A Winning Team

Jerry Seinfeld ideas on parenting!
February 15, 2010, 9:00 pm
Filed under: Uncategorized

Seinfeld works hard not to be too indulgent. He bemoans the way some people cater to their children’s every whim. Seinfeld has three rules of parenting, what he calls “the poison Ps.” The first is Praise—“We tell our kids, ‘Great job!’ too much,” he says. The second is Problem-solving—“We refuse to let our children have problems. Problem-solving is the most important skill to develop for success in life, and we for some reason can’t stand it if our kids have a situation that they need to ‘fix.’ Let them struggle—it’s a gift.”

Just as he’s explaining the third P—“Giving your child too much Pleasure”—a woman comes in the deli with her three young daughters and buys them all huge cookies. “Can you believe this?” Seinfeld says, gesturing like his TV counterpart used to. “It’s 5:30 p.m.—when will they have dinner? At 8?”

So why does he think we treat our kids like that? His eyes light up. “Do you want to hear my latest theory?” he asks. “It’s a little far-fetched.” He leans in and explains how children today aren’t as innocent as they used to be. “We feel so guilty for destroying that innocence—which is what we did—so we’re now trying to repair that by creating perfect childhoods for our children.” He laughs, but he’s serious at the same time. “The reason we overdo it so much is because we feel so bad about it.”

Seinfeld also believes that it is best to teach children by example. “Kids are not going to do what you tell them to do or think like you tell them to think,” he says. “Kids are watching how you deal with that waiter or that handyman, and they are probably more likely to imitate you.”

As evidence, he points to his relationship with his father, Kalmen Seinfeld, a sign-maker who died in 1985. “I find myself acting like my dad,” he says. “My dad would never say no to anyone who needed help. He was extremely unselfish. And I don’t even think that’s my nature. But I saw him do that and, wanting to be like him, I do it too.”

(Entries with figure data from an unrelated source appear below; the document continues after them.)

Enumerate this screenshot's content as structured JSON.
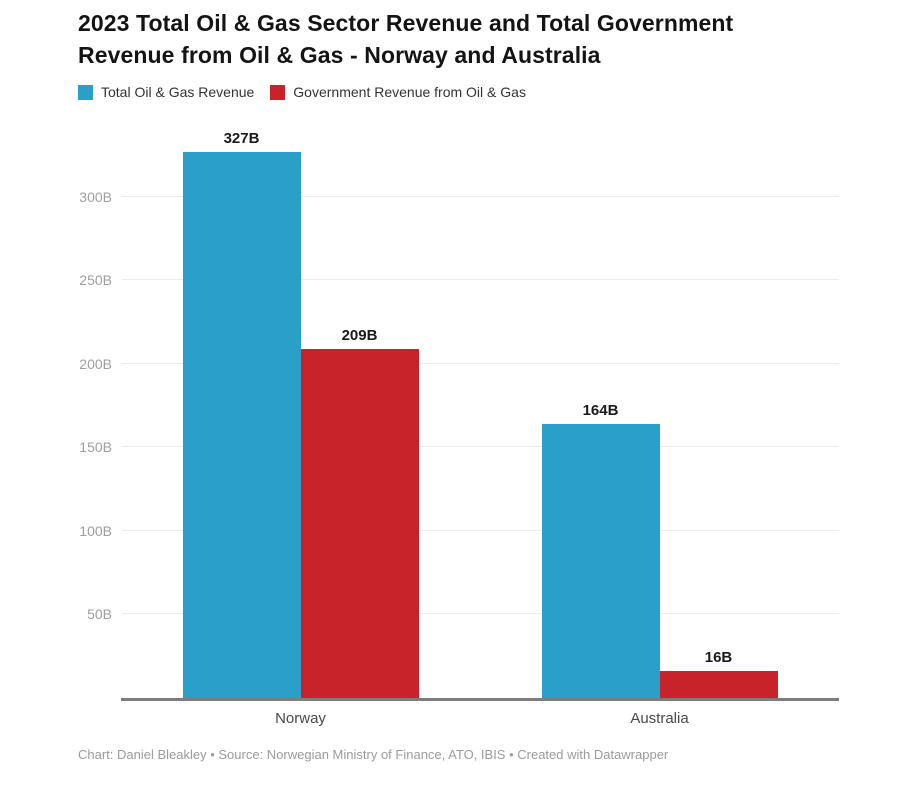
{
  "title": "2023 Total Oil & Gas Sector Revenue and Total Government Revenue from Oil & Gas - Norway and Australia",
  "footer": "Chart: Daniel Bleakley • Source: Norwegian Ministry of Finance, ATO, IBIS • Created with Datawrapper",
  "colors": {
    "total_revenue": "#2aa0c9",
    "government_revenue": "#c8222a",
    "axis_line": "#7d7d7d",
    "gridline": "#ebebeb",
    "tick_label": "#9e9e9e"
  },
  "chart_data": {
    "type": "bar",
    "title": "2023 Total Oil & Gas Sector Revenue and Total Government Revenue from Oil & Gas - Norway and Australia",
    "categories": [
      "Norway",
      "Australia"
    ],
    "series": [
      {
        "name": "Total Oil & Gas Revenue",
        "color": "#2aa0c9",
        "values": [
          327,
          164
        ]
      },
      {
        "name": "Government Revenue from Oil & Gas",
        "color": "#c8222a",
        "values": [
          209,
          16
        ]
      }
    ],
    "value_labels": [
      [
        "327B",
        "164B"
      ],
      [
        "209B",
        "16B"
      ]
    ],
    "unit": "B",
    "xlabel": "",
    "ylabel": "",
    "ylim": [
      0,
      340
    ],
    "yticks": [
      {
        "value": 50,
        "label": "50B"
      },
      {
        "value": 100,
        "label": "100B"
      },
      {
        "value": 150,
        "label": "150B"
      },
      {
        "value": 200,
        "label": "200B"
      },
      {
        "value": 250,
        "label": "250B"
      },
      {
        "value": 300,
        "label": "300B"
      }
    ],
    "grid": true,
    "legend_position": "top"
  }
}
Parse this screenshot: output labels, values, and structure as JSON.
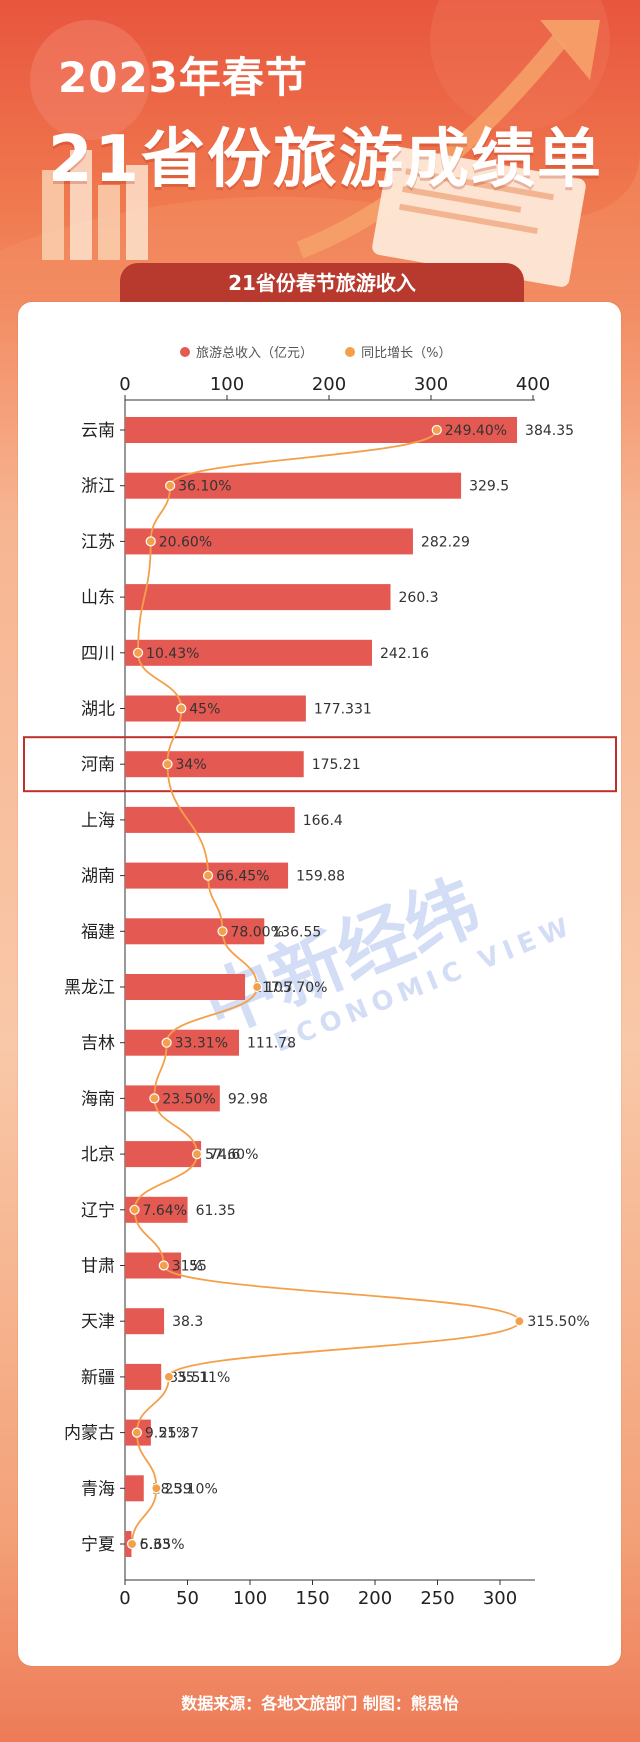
{
  "header": {
    "line1": "2023年春节",
    "line2": "21省份旅游成绩单"
  },
  "section_title": "21省份春节旅游收入",
  "legend": {
    "revenue": "旅游总收入（亿元）",
    "growth": "同比增长（%）"
  },
  "colors": {
    "bar": "#e45a52",
    "line": "#f4a04a",
    "highlight_box": "#c0302a",
    "axis": "#333333"
  },
  "watermark": {
    "cn": "中新经纬",
    "en": "ECONOMIC VIEW"
  },
  "footer": "数据来源：各地文旅部门   制图：熊思怡",
  "chart_data": {
    "type": "bar",
    "orientation": "horizontal",
    "highlight": "河南",
    "top_axis_ticks": [
      "0",
      "100",
      "200",
      "300",
      "400"
    ],
    "bottom_axis_ticks": [
      "0",
      "50",
      "100",
      "150",
      "200",
      "250",
      "300"
    ],
    "categories": [
      "云南",
      "浙江",
      "江苏",
      "山东",
      "四川",
      "湖北",
      "河南",
      "上海",
      "湖南",
      "福建",
      "黑龙江",
      "吉林",
      "海南",
      "北京",
      "辽宁",
      "甘肃",
      "天津",
      "新疆",
      "内蒙古",
      "青海",
      "宁夏"
    ],
    "series": [
      {
        "name": "旅游总收入（亿元）",
        "axis": "top",
        "xlim": [
          0,
          400
        ],
        "values": [
          384.35,
          329.5,
          282.29,
          260.3,
          242.16,
          177.331,
          175.21,
          166.4,
          159.88,
          136.55,
          117.7,
          111.78,
          92.98,
          74.6,
          61.35,
          55,
          38.3,
          35.51,
          25.37,
          18.39,
          6.33
        ],
        "labels": [
          "384.35",
          "329.5",
          "282.29",
          "260.3",
          "242.16",
          "177.331",
          "175.21",
          "166.4",
          "159.88",
          "136.55",
          "117.7",
          "111.78",
          "92.98",
          "74.6",
          "61.35",
          "55",
          "38.3",
          "35.51",
          "25.37",
          "18.39",
          "6.33"
        ]
      },
      {
        "name": "同比增长（%）",
        "axis": "bottom",
        "xlim": [
          0,
          320
        ],
        "values": [
          249.4,
          36.1,
          20.6,
          null,
          10.43,
          45,
          34,
          null,
          66.45,
          78.0,
          105.7,
          33.31,
          23.5,
          57.6,
          7.64,
          31,
          315.5,
          35.11,
          9.51,
          25.1,
          5.65
        ],
        "labels": [
          "249.40%",
          "36.10%",
          "20.60%",
          "",
          "10.43%",
          "45%",
          "34%",
          "",
          "66.45%",
          "78.00%",
          "105.70%",
          "33.31%",
          "23.50%",
          "57.60%",
          "7.64%",
          "31%",
          "315.50%",
          "35.11%",
          "9.51%",
          "25.10%",
          "5.65%"
        ]
      }
    ]
  }
}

Read all:   www.parade.com/celebrity/2010/02/jerry-seinfeld.html by Harlan Coben

I read that Elisabeth Kubler-Ross said this: Don’t go overboard in protecting your children from the hardships of life. If you raise your young ones like plants in a greenhouse, sooner or later, when those plants have to come out into the open, they won’t be able to stand the cold. To put it another way—as one of my favorite sayings goes—”Should you shield canyons from the windstorms, you would never see the beauty of their carvings.”